Comcast, AT&T will not sell US customers’ data

By Barry Eitel SAN FRANCISCO (AA) – Comcast and AT&T will not sell customers’ browsing data to advertisers, the companies said Friday. The pair of separate announcements follow growing backlash after Congress voted to revoke a set of privacy rules that prohibit Internet Service Providers such as Comcast, Verizon and AT&T, from selling customer web browsing data and search histories. The House of Representatives approved the bill earlier this week, after similar action in the Senate, and it is now headed to President Donald Trump, who is expected to sign off on the legislation. While Republican supporters claim the older rules were an unnecessary burden on businesses, the ruling was immediately awash in criticism from all sides of the political spectrum.

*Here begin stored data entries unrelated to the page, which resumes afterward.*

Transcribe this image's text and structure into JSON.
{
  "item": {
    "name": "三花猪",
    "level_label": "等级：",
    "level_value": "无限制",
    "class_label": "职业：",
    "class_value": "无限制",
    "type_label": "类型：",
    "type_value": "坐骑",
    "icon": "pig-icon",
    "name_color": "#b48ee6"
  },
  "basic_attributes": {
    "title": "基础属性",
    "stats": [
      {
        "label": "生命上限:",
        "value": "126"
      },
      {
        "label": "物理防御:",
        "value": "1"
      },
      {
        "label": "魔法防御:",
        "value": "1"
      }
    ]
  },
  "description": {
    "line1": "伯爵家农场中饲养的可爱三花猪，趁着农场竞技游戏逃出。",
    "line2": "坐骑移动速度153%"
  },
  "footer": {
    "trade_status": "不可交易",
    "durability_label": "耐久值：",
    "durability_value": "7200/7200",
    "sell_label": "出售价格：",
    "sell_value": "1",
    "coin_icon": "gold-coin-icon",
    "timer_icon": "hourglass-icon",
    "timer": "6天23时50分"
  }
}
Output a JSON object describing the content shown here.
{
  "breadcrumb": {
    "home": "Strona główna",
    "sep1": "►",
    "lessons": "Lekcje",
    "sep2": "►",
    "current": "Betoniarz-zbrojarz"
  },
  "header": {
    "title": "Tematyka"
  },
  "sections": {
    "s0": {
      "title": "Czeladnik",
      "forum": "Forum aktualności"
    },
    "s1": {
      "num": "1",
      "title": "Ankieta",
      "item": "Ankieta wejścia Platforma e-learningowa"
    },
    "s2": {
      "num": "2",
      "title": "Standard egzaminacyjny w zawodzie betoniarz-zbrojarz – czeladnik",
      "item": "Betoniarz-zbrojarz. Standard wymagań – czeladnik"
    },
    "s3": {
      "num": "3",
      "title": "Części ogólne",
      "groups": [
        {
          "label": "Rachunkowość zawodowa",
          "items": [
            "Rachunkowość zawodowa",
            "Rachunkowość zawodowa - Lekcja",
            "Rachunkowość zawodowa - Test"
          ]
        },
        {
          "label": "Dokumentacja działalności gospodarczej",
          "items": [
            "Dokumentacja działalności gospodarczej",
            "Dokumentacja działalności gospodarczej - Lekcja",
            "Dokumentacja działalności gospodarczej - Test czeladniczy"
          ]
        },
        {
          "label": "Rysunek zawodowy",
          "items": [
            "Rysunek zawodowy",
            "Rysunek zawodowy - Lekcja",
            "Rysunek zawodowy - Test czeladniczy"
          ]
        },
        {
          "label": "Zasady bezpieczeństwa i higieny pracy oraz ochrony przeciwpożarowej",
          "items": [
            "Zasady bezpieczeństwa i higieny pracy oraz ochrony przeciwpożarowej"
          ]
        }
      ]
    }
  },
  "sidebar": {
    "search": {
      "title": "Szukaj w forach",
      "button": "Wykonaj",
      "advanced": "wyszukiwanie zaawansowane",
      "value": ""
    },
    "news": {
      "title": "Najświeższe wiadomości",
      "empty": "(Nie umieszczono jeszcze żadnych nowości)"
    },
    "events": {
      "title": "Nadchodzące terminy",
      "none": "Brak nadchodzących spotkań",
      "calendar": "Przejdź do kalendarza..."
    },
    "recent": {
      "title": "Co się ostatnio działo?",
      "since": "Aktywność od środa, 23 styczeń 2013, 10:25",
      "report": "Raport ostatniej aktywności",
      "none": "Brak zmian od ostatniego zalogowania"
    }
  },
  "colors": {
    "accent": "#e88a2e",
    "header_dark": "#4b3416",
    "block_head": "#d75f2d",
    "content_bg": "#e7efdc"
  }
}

Many turned their ire toward companies pushing for the change, which included Comcast and AT&T. The companies took notably different approaches in their official responses. Comcast was far friendlier in its messaging and made sought to assure critics. “We do not sell our broadband customers’ individual web browsing history,” Gerard Lewis, a senior vice president at Comcast, said in the statement. “We did not do it before the FCC’s rules were adopted, and we have no plans to do so.” AT&T, on the other hand, was far more defensive in its condemnation of the old rules. “AT&T’s privacy protections are the same today as they were five months ago when the FCC rules were adopted,” the company’s public policy chief Bob Quinn said in a statement. “We had the same protections in place the day before the Congressional resolution was passed, and we will have the same protections the day after President Trump signs the [legislation] into law. The Congressional action had zero effect on the privacy protections afforded to consumers,” the statement added.